Glória Perez, desesperada com a possibilidade de seus filhos assassinos saírem em liberdade, lançou uma campanha para transformar o homicídio qualificado em crime hediondo. Com isso, ela obteve mais de 1 milhão de assinaturas, promovendo uma iniciativa legislativa que visava garantir punições mais severas para crimes como o que vitimou sua filha (Lavaqui, 2021).

Esses casos ilustram como a mídia não apenas informa, mas muitas vezes molda e distorce a percepção pública sobre os eventos, influenciando o próprio processo judicial e a forma como a justiça é percebida e administrada pela sociedade.

5. CONCLUSÃO 

A investigação sobre a influência da mídia na consolidação da “cultura do medo” e seu efeito no Tribunal do Júri demonstra que a maneira como a mídia aborda questões de violência e criminalidade têm um impacto considerável na percepção das pessoas e no sistema judicial. O sensacionalismo midiático, ao exagerar na apresentação de cenas violentas e tratar casos de maneira tendenciosa, intensifica o medo na sociedade, distorcendo a realidade e prejudicando a imparcialidade do julgamento. Essa influência sobre os jurados, que muitas vezes se deixam levar por opiniões públicas formadas previamente, compromete a funcionalidade do Tribunal do Júri, que deveria ser um ambiente para julgamentos justos, fundamentados em evidências concretas.

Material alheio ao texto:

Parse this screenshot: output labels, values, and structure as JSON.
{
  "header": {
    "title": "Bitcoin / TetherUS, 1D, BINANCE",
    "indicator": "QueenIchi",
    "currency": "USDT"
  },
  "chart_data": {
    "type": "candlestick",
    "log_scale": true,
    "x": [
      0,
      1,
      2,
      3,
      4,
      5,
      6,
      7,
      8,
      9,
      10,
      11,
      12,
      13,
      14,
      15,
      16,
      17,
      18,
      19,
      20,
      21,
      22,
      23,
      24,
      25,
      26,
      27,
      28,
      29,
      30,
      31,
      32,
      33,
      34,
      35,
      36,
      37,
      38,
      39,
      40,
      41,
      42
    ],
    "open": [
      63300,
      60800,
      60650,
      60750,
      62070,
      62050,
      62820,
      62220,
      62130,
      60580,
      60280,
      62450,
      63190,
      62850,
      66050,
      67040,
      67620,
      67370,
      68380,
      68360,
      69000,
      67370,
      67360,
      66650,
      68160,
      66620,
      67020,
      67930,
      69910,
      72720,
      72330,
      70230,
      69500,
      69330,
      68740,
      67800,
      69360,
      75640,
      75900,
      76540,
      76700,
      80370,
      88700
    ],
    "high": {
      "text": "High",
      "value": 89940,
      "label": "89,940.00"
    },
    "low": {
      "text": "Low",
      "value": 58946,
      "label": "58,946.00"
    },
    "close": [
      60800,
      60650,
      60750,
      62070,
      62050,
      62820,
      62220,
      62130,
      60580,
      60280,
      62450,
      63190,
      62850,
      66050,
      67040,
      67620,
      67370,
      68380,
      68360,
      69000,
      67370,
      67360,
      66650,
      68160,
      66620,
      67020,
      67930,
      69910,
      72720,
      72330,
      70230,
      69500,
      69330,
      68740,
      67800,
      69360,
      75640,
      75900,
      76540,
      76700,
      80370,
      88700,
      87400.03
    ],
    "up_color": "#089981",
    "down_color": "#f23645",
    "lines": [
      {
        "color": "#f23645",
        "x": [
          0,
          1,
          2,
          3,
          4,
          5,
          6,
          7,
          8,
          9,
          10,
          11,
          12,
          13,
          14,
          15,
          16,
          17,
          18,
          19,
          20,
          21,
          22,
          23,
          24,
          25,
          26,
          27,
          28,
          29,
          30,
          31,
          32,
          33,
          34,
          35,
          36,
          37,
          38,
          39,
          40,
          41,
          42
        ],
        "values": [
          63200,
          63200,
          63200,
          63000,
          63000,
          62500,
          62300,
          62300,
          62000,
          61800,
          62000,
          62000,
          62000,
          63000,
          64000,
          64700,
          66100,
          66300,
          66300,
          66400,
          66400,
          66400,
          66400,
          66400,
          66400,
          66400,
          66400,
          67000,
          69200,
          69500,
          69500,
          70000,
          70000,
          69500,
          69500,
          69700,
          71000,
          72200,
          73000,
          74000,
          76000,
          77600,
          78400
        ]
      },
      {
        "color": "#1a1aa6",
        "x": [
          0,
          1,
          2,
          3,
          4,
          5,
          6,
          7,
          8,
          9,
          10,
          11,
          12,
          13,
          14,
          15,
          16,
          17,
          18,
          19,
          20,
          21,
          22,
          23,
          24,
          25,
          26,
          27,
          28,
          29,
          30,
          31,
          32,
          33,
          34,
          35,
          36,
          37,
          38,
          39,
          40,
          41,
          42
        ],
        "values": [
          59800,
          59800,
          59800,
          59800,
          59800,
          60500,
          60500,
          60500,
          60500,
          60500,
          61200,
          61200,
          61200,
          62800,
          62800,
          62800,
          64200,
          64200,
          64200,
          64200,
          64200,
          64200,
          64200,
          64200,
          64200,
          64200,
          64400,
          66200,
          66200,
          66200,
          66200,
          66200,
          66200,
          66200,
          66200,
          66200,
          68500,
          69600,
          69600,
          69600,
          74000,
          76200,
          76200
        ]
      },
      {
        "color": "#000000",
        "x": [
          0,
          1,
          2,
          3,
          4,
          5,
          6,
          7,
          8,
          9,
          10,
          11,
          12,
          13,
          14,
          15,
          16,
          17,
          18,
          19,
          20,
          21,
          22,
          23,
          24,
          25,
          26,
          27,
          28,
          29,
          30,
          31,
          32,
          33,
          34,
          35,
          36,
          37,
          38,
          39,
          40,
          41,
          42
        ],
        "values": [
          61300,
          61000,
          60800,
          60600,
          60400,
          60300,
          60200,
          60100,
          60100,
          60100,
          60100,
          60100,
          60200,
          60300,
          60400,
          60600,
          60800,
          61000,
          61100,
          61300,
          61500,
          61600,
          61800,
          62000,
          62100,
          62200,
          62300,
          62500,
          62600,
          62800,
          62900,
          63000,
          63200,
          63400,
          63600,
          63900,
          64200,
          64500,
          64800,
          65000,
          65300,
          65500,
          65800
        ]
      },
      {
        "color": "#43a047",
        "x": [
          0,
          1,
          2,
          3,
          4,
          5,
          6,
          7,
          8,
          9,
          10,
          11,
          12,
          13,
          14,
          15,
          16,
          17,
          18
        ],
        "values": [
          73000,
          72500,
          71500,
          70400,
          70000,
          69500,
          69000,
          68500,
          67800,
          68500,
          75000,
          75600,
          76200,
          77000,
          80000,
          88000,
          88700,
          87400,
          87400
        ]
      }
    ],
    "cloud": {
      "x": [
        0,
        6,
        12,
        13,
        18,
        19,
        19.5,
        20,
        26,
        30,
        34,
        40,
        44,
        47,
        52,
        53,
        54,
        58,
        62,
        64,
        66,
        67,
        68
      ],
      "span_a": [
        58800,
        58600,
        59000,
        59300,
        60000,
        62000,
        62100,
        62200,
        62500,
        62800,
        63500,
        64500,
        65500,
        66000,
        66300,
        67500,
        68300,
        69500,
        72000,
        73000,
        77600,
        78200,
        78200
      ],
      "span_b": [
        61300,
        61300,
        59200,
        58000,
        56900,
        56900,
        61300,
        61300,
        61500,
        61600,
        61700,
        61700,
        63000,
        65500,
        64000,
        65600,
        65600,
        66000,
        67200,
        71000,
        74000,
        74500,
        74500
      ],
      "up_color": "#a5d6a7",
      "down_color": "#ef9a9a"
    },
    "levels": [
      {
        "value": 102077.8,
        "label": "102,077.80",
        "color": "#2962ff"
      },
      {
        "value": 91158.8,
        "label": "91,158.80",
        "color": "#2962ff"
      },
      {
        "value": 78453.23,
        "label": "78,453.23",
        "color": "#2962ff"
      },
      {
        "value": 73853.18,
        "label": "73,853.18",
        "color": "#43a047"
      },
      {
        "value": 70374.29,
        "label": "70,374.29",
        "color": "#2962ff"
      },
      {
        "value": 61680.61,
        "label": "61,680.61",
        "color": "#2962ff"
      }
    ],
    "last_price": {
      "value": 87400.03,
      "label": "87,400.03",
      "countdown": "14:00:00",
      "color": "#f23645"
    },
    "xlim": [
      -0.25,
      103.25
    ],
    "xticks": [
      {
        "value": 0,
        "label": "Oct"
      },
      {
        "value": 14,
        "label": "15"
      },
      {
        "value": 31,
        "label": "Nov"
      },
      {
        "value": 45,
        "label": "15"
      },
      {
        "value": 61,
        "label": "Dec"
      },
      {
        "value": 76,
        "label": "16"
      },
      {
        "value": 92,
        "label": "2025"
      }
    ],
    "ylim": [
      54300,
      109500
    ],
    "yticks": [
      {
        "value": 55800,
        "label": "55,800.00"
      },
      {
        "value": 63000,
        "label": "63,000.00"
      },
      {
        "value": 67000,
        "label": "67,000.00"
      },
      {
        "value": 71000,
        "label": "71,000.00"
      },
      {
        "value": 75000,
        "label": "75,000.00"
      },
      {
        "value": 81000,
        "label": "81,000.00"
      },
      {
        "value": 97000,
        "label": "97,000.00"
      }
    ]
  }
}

Adicionalmente, a veiculação precoce de informações sobre os réus na mídia prejudica a garantia da presunção de inocência, criando um estigma social que pode persistir mesmo após a absolvição. A sociedade, influenciada pelo sensacionalismo, costuma vincular o ato de ser investigado à prática de um crime, o que leva à marginalização dos indivíduos, independentemente do desfecho do processo legal.

A conclusão enfatiza que, embora a mídia exerça uma função educativa e de conscientização social, sua abordagem atual, ao focar em audiência e espetáculo, não atende a essas responsabilidades de maneira adequada. Há uma necessidade urgente de uma postura mais equilibrada e ética na cobertura de crimes, não apenas para assegurar a imparcialidade nos julgamentos, mas também para fomentar uma sociedade mais justa que valorize a reintegração de pessoas inocentes e respeite princípios constitucionais, como a presunção de inocência. A mídia deveria ser considerada não só como um meio de divulgação de informações, mas também como um agente responsável na formação da opinião pública e na defesa da justiça social.